«Le jugement rendu le 19 février par le tribunal administratif de Pau (1) va moraliser une profession qui commençait à être envahie par les mauvaises pratiques. Il fera jurisprudence », se réjouit Joseph-Emmanuel Caro, docteur en droit et président de la FFB 64. Accompagnée en justice par la fédération départementale, une entreprise de peinture a en effet obtenu 11 378 euros en indemnisation du manque à gagner résultant de son éviction d’un marché public. Elle contestait l’attribution irrégulière à une société espagnole d’un marché passé pour le compte de la chambre des métiers et de l’artisanat des Pyrénées-Atlantiques. En cause, le contenu du dossier de candidature de l’attributaire.
Une formalité substantielle
Le TA relève que le candidat espagnol n’a fourni aucun document permettant de connaître son numéro de TVA intracommunautaire.

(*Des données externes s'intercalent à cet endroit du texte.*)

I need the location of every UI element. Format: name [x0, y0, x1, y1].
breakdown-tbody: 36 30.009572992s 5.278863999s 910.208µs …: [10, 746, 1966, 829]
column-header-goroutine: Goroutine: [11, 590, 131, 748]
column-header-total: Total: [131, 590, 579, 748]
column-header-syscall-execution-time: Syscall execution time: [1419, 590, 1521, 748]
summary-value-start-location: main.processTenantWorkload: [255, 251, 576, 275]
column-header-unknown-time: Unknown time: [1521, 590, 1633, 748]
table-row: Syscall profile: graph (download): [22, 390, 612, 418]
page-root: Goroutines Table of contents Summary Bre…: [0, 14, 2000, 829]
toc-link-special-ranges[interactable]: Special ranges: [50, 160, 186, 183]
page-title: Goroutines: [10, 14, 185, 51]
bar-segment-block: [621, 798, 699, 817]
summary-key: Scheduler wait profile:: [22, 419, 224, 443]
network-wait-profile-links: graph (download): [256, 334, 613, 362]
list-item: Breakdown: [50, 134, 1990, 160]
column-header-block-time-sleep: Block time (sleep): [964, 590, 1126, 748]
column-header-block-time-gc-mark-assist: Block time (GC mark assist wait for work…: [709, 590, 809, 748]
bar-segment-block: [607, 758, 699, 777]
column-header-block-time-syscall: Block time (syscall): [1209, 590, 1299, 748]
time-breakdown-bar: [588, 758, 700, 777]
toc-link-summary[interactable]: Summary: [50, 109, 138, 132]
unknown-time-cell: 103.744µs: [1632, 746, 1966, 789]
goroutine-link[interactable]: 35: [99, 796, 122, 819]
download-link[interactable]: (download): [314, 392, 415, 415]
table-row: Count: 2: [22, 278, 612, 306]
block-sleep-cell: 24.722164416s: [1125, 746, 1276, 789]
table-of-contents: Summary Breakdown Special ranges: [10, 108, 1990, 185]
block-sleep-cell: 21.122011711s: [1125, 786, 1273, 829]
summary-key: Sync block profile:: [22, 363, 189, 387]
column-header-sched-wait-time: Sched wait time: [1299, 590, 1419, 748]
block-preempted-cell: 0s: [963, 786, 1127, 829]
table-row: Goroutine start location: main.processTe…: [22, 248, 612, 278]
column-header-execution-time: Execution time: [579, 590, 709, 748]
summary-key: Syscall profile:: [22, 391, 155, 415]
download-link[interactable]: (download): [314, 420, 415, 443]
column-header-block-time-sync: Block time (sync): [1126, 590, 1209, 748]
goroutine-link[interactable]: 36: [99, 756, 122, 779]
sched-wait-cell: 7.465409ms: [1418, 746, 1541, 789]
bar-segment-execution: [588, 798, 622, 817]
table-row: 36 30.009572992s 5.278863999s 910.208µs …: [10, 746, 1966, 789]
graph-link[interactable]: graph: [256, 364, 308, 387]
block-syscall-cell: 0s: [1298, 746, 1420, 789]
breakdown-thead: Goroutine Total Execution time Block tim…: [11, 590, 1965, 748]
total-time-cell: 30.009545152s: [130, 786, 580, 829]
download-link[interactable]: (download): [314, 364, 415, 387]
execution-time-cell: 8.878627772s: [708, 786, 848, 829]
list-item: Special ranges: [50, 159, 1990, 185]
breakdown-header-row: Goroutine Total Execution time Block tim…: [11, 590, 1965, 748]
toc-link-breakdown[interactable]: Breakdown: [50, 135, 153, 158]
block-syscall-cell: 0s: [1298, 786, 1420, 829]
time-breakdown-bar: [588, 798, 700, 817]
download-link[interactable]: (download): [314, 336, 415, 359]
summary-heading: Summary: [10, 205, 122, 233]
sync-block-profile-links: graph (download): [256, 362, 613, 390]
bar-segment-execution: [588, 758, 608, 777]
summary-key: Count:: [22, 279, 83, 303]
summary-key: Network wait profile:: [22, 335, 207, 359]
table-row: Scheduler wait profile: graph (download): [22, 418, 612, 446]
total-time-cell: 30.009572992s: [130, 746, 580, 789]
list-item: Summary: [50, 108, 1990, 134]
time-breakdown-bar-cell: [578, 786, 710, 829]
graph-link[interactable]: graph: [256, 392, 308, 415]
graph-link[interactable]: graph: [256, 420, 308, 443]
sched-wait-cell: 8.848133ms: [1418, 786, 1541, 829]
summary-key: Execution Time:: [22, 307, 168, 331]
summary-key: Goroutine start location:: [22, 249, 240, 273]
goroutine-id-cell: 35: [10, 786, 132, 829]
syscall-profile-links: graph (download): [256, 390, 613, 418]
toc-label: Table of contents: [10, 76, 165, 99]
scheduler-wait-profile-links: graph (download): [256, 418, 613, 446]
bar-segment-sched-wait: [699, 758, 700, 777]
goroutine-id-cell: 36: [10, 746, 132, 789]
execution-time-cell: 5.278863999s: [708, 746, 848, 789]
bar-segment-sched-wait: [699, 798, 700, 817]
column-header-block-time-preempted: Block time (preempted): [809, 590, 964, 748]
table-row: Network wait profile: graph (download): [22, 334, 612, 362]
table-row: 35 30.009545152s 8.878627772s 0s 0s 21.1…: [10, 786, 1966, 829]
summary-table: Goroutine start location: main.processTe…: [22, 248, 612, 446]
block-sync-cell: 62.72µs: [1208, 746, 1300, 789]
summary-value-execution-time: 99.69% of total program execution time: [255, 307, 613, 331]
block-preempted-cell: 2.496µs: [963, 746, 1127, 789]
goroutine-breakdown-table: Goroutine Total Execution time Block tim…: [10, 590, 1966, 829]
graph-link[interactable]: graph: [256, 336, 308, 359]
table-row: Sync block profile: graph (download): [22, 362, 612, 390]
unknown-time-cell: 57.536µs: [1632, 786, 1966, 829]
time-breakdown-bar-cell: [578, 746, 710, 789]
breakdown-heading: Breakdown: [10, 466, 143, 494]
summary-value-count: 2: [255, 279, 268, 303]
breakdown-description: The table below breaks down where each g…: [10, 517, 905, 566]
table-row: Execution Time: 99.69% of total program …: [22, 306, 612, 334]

Cette pièce doit pourtant, selon l’, être produite avant l’attribution et tous les six mois jusqu’à la fin de l’exécution du marché. Les juges soulignent que l’information ainsi exigée a « pour objet, dans un secteur comme celui du bâtiment, de s’assurer aussi que les conditions de la concurrence sont légalement déterminées ». Le TA se prononce aussi sur la nécessité d’une traduction en français et certifiée conforme à l’original des pièces attestant de la régularité fiscale et sociale du candidat. Il souligne que cette traduction n’est pas une obligation générale (l’article 46 du Code énonçant que « le pouvoir adjudicateur peut exiger [une traduction] »). Mais lorsque l’acheteur public l’impose dans son règlement de consultation, comme c’était le cas en l’espèce, il est alors « censé ne pas disposer de connaissances linguistiques suffisantes pour apprécier la réalité d’une offre ou des attestations censées permettre d’en attendre la fiabilité voulue. » Par suite, cet acheteur, « s’il n’exige pas d’un candidat étranger le respect de cette obligation de traduction, méconnaît une formalité substantielle. » La demande d’annulation du marché est jugée tardive par le tribunal, qui accepte en revanche d’indemniser le concurrent évincé qui, « sans les irrégularités commises au bénéfice [de l’attributaire], avait des chances sérieuses d’obtenir le marché ».